The company’s website still includes the UK Conservative Party listed as a client — though the language used on the webpage does not make it explicit whether or not the party is a current client…

Another graphic on the same page plots the UK flag on a world map depicting what uCampaign dubs its “global platform”, where it’s marked along with several other European flags — including Ireland, France, Germany and Malta, suggesting uCampaign has — or had — multiple European clients.

Peters also suggested uCampaign is suspending all its European activity for now, as new data protection rules bed down, telling TechCrunch: “At this point, we are choosing to focus our business expansion in other areas of the world without GDPR-style regulatory regimes. We may revisit this decision in the future when the GDPR regulations are more codified and clear.”

“Our focus on the US midterms has kept our team very busy and thus our website is a bit out of date. We’ll be updating it next week,” he added.

Here’s the full list of questions we put to the Conservatives about their campaigner app. To our eye it has answered just one of them:

Can you confirm — on the record — the reasons for the app being pulled?

Does the Conservative Party intend to continue working with uCampaign for the new campaign app that will relaunch next year?
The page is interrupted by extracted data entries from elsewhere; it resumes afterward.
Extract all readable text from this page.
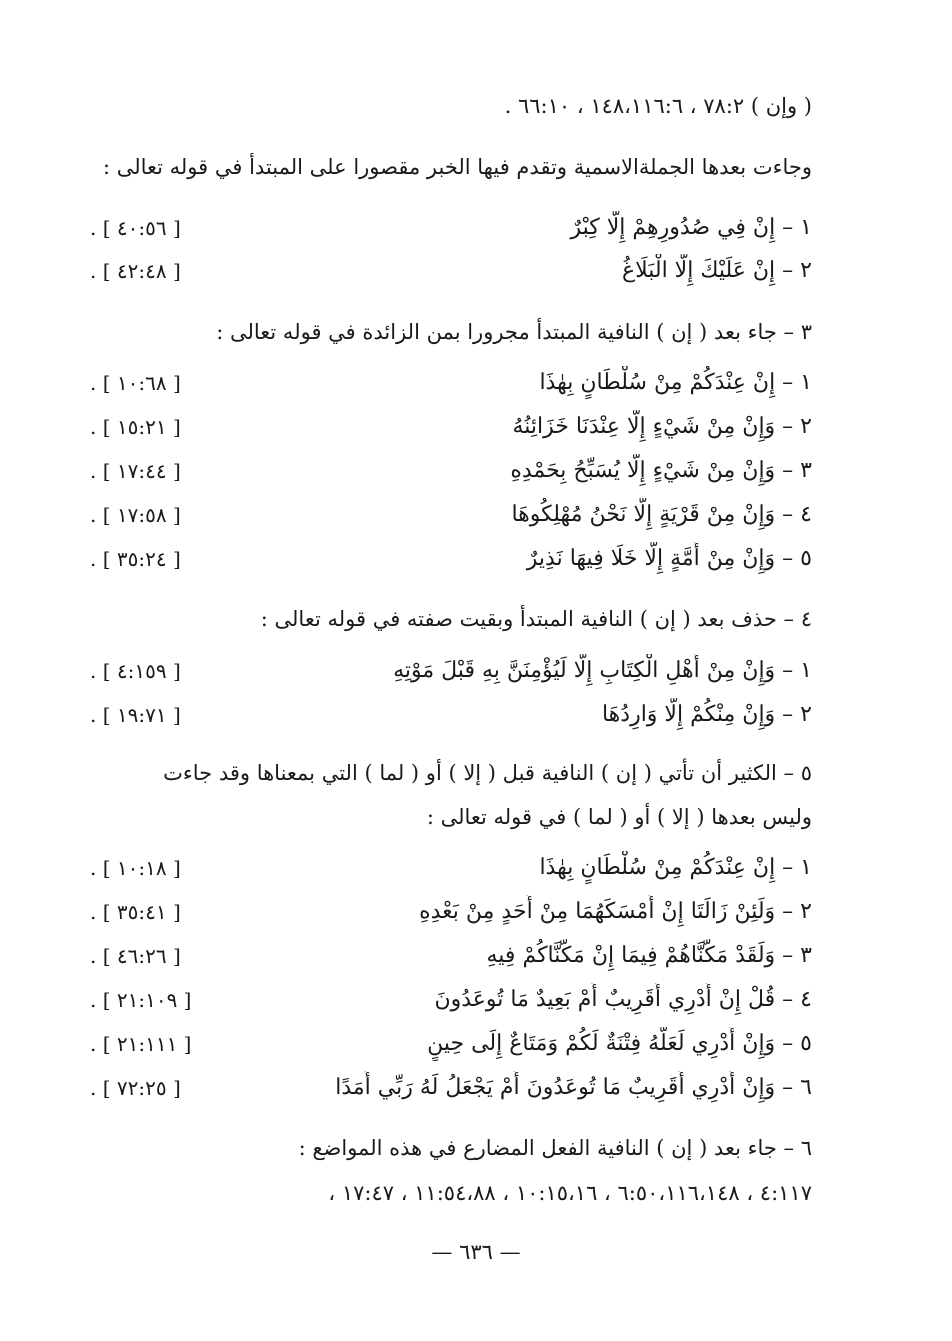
( وإن ) ٧٨:٢ ، ١٤٨،١١٦:٦ ، ٦٦:١٠ .
وجاءت بعدها الجملةالاسمية وتقدم فيها الخبر مقصورا على المبتدأ في قوله تعالى :
١ – إِنْ فِي صُدُورِهِمْ إِلَّا كِبْرٌ
[ ٤٠:٥٦ ] .
٢ – إِنْ عَلَيْكَ إِلَّا الْبَلَاغُ
[ ٤٢:٤٨ ] .
٣ – جاء بعد ( إن ) النافية المبتدأ مجرورا بمن الزائدة في قوله تعالى :
١ – إِنْ عِنْدَكُمْ مِنْ سُلْطَانٍ بِهٰذَا
[ ١٠:٦٨ ] .
٢ – وَإِنْ مِنْ شَيْءٍ إِلَّا عِنْدَنَا خَزَائِنُهُ
[ ١٥:٢١ ] .
٣ – وَإِنْ مِنْ شَيْءٍ إِلَّا يُسَبِّحُ بِحَمْدِهِ
[ ١٧:٤٤ ] .
٤ – وَإِنْ مِنْ قَرْيَةٍ إِلَّا نَحْنُ مُهْلِكُوهَا
[ ١٧:٥٨ ] .
٥ – وَإِنْ مِنْ أُمَّةٍ إِلَّا خَلَا فِيهَا نَذِيرٌ
[ ٣٥:٢٤ ] .
٤ – حذف بعد ( إن ) النافية المبتدأ وبقيت صفته في قوله تعالى :
١ – وَإِنْ مِنْ أَهْلِ الْكِتَابِ إِلَّا لَيُؤْمِنَنَّ بِهِ قَبْلَ مَوْتِهِ
[ ٤:١٥٩ ] .
٢ – وَإِنْ مِنْكُمْ إِلَّا وَارِدُهَا
[ ١٩:٧١ ] .
٥ – الكثير أن تأتي ( إن ) النافية قبل ( إلا ) أو ( لما ) التي بمعناها وقد جاءت
وليس بعدها ( إلا ) أو ( لما ) في قوله تعالى :
١ – إِنْ عِنْدَكُمْ مِنْ سُلْطَانٍ بِهٰذَا
[ ١٠:١٨ ] .
٢ – وَلَئِنْ زَالَتَا إِنْ أَمْسَكَهُمَا مِنْ أَحَدٍ مِنْ بَعْدِهِ
[ ٣٥:٤١ ] .
٣ – وَلَقَدْ مَكَّنَّاهُمْ فِيمَا إِنْ مَكَّنَّاكُمْ فِيهِ
[ ٤٦:٢٦ ] .
٤ – قُلْ إِنْ أَدْرِي أَقَرِيبٌ أَمْ بَعِيدٌ مَا تُوعَدُونَ
[ ٢١:١٠٩ ] .
٥ – وَإِنْ أَدْرِي لَعَلَّهُ فِتْنَةٌ لَكُمْ وَمَتَاعٌ إِلَى حِينٍ
[ ٢١:١١١ ] .
٦ – وَإِنْ أَدْرِي أَقَرِيبٌ مَا تُوعَدُونَ أَمْ يَجْعَلُ لَهُ رَبِّي أَمَدًا
[ ٧٢:٢٥ ] .
٦ – جاء بعد ( إن ) النافية الفعل المضارع في هذه المواضع :
٤:١١٧ ، ٦:٥٠،١١٦،١٤٨ ، ١٠:١٥،١٦ ، ١١:٥٤،٨٨ ، ١٧:٤٧ ،
— ٦٣٦ —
Or does the party have a new supplier?

If the latter, where is the new supplier based? In the UK or in the US?

Did the Conservative Party have any concerns at all related to using uCampaigner as a supplier? (Given, for example, concerns flagged about its data privacy practices by one of the DCMS committee’s recent reports — following an inquiry investigating digital campaigning.)

If the Conservative Party was aware of data privacy concerns pertaining to uCampaign’s practices can you confirm when the party became aware of such concerns?

Was the party aware that the privacy policy it used for the app prior to May 23, 2018 was uCampaign’s own privacy policy?

This privacy policy stated that the app could harvest data from users’ mobile phone contacts and share that data with unknown third parties of the developer’s choosing — including other political campaigns. Is the Conservative Party comfortable with having its supporters’ data shared with other political campaigns?

What due diligence did the Conservative Party carry out before it selected uCampaign as its app supplier?

After signing up the supplier, did the Conservative Party carry out a privacy impact assessment related to how the app operates?

Please confirm all the data points that the app was collecting from users, and what each of those data points was being used for

Where was app user data being processed? In the US, where uCampaign is based, or in the UK where potential voters live?

If the US, what was the legal basis for any transfer of data from UK users to the US?

Is the Conservative Party confident its use of the campaigner app did not breach UK data protection law?

Earlier this year the former Cabinet Minister Dominic Grieve suggested that the bosses of tech giants involved in the Cambridge Analytica data misuse scandal should be jailed for their part in abusing online data for political and financial gain. Does the Conservative Party support Grieve’s position on online data abuse?

Has anyone been sacked or sanctioned for their part in procuring uCampaign as the app supplier — and/or overseeing the operation of the Conservative Campaigner app itself?

Will the Conservative Party commit to notifying all individuals whose data was shared with uCampaign without their explicit consent?

Can the Conservative Party confirm how many individuals had their personal data shared with uCampaign?

Has the Information Commissioner’s Office raised any concerns with the Conservative Party about the Campaigner app?

Has the Conservative Party itself reported any concerns about the app/uCampaign to the ICO?